Besides getting people stabilized and given the care they need, the clinic also helps people get reconnected with the health care system, or “their medical home,” as providers say. Many of the doctors, residents, nurses and physician assistants serving at Sullivan have experience working with homeless individuals both at Brother Francis Shelter’s clinic and at Anchorage Neighborhood Health Center, which treats people regardless of ability to pay.
A trusting relationship can be the key that helps people turn their lives around, homeless advocates say. It doesn’t always happen right away. A typical survivor of domestic violence, for example, makes an average of seven attempts before breaking free of an abusive relationship, said Sheehan.
With homelessness, it can take many attempts to move from the streets or shelters into housing, even if a person is willing. They may fear a loss of community which can be isolating and difficult, she said. Or they may feel overwhelmed by the new responsibilities of having their own place. These are people who may have been chronically homeless.

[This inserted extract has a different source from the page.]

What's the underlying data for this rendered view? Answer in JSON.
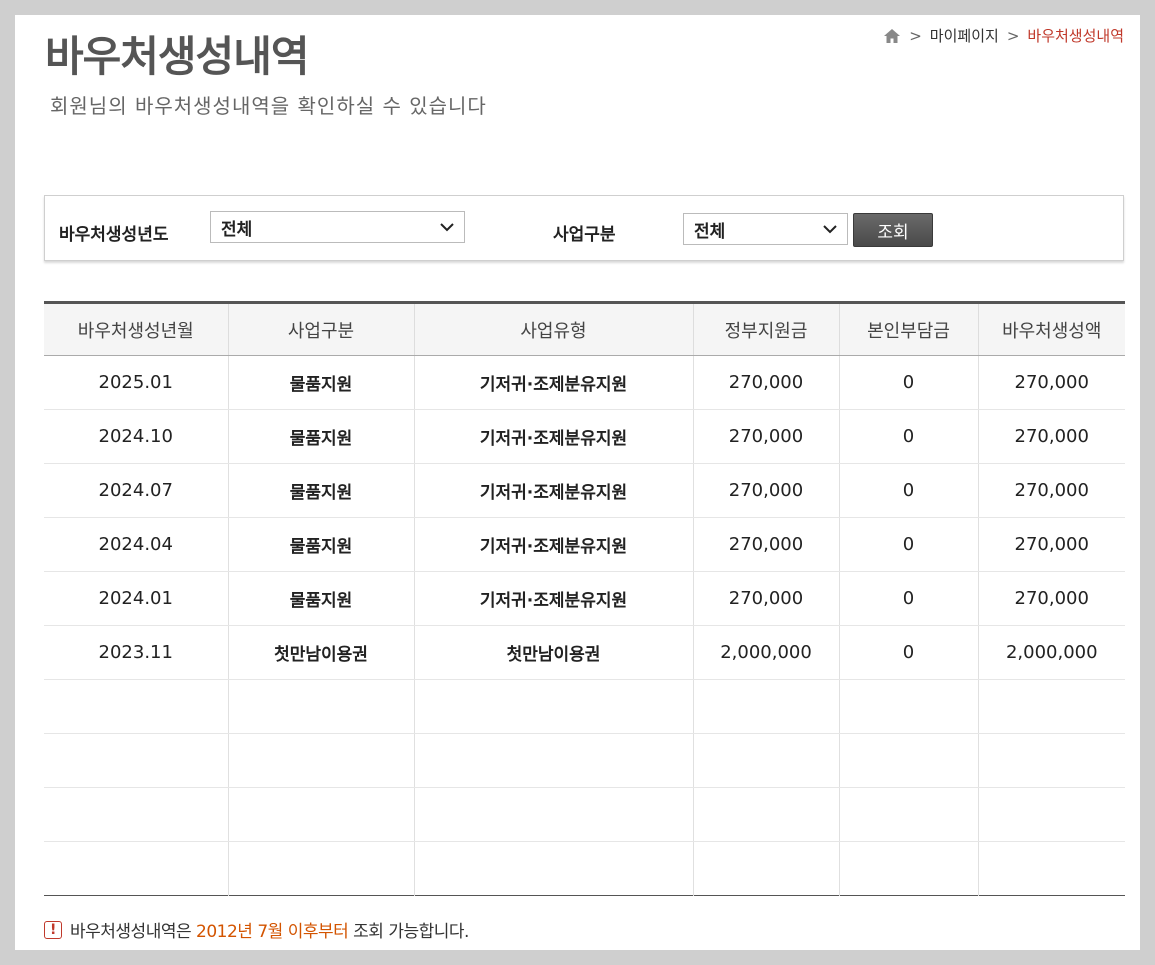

But a share of the people staying at Sullivan are new to homelessness. They may have suffered a job loss because of pandemic-related business closures or slowdowns, especially in the food and hospitality industry. Others are working part-time, taking classes or pursuing job certifications so they can retool themselves in the workforce, Sheehan said.
“People have a typical view of what homeless people are. But they’re not all drug addicts and drunks and bums and don’t want to work and are uneducated. There are a lot of us that are here because of circumstances. You lose your job. Your savings run out. It happens,” Dunbar said.